O’Hagan Meyer Hermosa Beach Partners, Sam Edgerton and Johnny Antwiler, recently secured a multi-step arbitration and appellate victory on behalf of the founders of an independent wealth hub and financial services advisory firm. This outcome marked the successful conclusion of a complex, multi-year FINRA dispute involving compensation claims exceeding $15 million.
The dispute arose when two branch managers sought substantial compensation related to the transfer of rising star producers between branches without corresponding remuneration. While one claimant was awarded $512,500, a critical post-hearing disclosure revealed that the client was entitled to a $375,000 offset based on a prior settlement—effectively reducing the payment obligation to $137,500, an amount already satisfied by the client.

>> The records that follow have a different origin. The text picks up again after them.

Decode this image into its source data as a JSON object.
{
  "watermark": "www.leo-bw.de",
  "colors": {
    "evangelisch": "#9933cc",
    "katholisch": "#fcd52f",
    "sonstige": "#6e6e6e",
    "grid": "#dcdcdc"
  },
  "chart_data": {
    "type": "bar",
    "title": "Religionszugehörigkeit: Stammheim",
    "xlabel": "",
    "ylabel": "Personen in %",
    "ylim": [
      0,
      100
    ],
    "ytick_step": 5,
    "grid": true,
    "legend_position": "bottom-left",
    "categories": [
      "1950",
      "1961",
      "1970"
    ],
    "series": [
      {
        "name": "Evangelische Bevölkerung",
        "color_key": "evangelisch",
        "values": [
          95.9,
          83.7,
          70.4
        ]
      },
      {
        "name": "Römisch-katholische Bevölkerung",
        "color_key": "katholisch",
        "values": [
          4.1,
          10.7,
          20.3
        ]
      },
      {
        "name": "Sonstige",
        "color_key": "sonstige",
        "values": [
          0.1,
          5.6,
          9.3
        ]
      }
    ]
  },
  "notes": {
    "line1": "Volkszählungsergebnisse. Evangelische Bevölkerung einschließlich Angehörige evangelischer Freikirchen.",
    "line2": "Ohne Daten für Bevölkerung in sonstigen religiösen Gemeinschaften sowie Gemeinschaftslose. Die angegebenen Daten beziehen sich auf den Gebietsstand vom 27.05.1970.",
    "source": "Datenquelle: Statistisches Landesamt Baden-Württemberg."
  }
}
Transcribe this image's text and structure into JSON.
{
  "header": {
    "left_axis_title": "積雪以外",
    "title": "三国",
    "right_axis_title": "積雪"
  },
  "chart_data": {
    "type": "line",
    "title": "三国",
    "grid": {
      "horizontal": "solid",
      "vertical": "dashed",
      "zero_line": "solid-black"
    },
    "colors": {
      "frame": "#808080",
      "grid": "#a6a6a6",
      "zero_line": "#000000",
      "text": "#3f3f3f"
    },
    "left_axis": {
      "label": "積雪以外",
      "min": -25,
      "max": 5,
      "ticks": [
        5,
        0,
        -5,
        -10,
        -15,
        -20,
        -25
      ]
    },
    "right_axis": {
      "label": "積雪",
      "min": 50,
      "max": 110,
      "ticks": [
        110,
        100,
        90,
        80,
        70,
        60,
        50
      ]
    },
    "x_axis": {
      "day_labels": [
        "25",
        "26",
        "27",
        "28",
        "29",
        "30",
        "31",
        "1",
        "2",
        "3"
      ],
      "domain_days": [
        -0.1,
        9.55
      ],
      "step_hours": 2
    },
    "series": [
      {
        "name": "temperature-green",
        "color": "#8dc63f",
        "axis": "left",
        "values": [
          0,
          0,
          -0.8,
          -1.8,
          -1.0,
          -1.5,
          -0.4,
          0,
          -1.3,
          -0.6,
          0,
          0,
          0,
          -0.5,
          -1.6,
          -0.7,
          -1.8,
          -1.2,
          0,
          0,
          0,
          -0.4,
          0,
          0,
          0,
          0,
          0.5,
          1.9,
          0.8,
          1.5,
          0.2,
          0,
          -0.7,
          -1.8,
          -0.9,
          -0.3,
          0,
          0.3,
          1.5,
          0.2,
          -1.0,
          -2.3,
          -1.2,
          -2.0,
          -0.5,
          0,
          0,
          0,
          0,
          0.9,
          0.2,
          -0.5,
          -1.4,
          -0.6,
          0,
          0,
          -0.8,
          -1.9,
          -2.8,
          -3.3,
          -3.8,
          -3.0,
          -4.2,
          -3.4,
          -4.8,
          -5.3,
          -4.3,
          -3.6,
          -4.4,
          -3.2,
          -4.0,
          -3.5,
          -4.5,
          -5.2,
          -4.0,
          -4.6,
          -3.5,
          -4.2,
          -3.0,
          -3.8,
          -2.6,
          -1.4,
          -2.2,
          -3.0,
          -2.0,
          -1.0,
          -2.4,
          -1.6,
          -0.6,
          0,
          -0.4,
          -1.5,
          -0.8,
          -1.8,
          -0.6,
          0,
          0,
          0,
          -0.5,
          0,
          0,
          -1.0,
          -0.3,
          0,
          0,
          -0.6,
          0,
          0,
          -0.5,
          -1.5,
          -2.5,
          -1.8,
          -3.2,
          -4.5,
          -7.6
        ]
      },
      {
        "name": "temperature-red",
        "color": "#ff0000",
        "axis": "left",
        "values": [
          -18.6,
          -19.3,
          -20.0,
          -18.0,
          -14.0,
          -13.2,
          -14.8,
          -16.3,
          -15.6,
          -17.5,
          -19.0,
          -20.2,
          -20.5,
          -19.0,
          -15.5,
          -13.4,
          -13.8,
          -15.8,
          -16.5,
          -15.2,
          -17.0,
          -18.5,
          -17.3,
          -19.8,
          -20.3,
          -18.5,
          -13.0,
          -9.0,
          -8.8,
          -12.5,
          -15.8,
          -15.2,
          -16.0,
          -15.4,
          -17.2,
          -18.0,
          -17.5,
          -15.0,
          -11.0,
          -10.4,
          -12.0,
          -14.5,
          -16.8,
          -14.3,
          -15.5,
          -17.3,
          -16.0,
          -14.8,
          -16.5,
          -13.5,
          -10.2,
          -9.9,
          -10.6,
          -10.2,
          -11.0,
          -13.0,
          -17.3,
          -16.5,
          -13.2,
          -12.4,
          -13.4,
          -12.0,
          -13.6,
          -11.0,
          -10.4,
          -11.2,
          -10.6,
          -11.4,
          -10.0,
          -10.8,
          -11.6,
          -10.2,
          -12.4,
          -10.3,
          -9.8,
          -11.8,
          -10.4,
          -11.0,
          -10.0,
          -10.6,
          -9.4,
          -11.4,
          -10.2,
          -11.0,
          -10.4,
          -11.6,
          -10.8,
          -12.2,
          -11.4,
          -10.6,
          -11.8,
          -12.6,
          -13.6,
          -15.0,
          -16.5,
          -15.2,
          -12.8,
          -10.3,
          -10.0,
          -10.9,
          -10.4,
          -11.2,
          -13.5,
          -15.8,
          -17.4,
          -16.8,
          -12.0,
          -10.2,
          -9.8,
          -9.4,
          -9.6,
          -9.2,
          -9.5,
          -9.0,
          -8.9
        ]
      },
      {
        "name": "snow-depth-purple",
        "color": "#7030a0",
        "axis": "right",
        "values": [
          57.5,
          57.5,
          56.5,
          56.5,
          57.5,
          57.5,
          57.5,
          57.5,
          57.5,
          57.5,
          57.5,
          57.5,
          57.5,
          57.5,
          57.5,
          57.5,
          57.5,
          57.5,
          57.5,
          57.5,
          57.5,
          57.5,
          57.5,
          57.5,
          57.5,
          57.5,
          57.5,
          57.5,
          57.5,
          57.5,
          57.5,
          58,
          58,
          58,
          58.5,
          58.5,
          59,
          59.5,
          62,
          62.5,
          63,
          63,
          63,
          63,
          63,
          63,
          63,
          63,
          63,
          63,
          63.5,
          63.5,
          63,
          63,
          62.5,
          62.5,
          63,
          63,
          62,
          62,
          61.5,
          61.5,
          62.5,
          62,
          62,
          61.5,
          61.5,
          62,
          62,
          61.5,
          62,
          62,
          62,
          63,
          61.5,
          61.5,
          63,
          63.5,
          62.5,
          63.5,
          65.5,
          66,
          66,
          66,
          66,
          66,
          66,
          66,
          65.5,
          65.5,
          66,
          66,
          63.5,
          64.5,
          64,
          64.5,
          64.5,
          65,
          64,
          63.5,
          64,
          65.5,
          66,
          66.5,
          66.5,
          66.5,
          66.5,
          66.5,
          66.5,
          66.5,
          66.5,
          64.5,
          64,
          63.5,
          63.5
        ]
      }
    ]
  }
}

Despite this, the Superior Court initially declined to recognize the offset and ordered full payment. “The refusal to acknowledge the offset as a ‘credit’ was a significant hurdle,” explained Edgerton. “The Superior Court recognized the entire award, so we had to fight to prevent suspension so that it could be appealed—even though we were not actually appealing the underlying award, which was silent as to the unspoken credit referred to only as an ‘offset.’ Opposing counsel successfully argued to the Superior Court that this offset had already been taken into account by the FINRA arbitration panel. Our team immediately recognized the need for an immediate regulatory stay to stop FINRA from enforcing the full award and to appeal the Superior Court’s ruling entering judgment.”
The O’Hagan Meyer defense team appeared before the FINRA Office of Hearing Officers and successfully halted an attempted statutory suspension of the founders’ licenses, preserving their ability to operate during the appeal process. After proving that the credit offset had not been discussed, the Court of Appeal ultimately ruled in favor of our clients, finding that the offset was in fact a credit that had not been incorporated into the original FINRA award. It then remanded the matter to a new FINRA panel for reconsideration.
Antwiler reflected on the arbitration phase, noting, “Presenting the case before a fresh FINRA panel was a critical win. It ensured the panel would apply the award from the perspective and directive of the Court of Appeal. We approached it with precision and clarity, underscoring the legitimacy of the credit offset and our clients’ previous compliance with their obligations.”
The subsequent FINRA panel ruling fully validated the clients’ position, concluding that the total award of $137,000 was satisfied. It further awarded $10,000 in attorney’s fees. This outcome not only vindicated the clients’ stance but also highlighted the effectiveness of persistent, strategic legal advocacy in complex financial disputes.
“This victory is a testament to the importance of meticulous legal strategy and perseverance,” Edgerton noted. “It underscores how detailed contractual provisions, like settlement offsets, must be carefully enforced to protect business interests.”
The case exemplifies the critical role of veteran and highly tactical defense counsel in navigating regulatory frameworks and arbitration processes—particularly in the financial services sector, where stakes are high and outcomes can significantly impact business operations and reputations.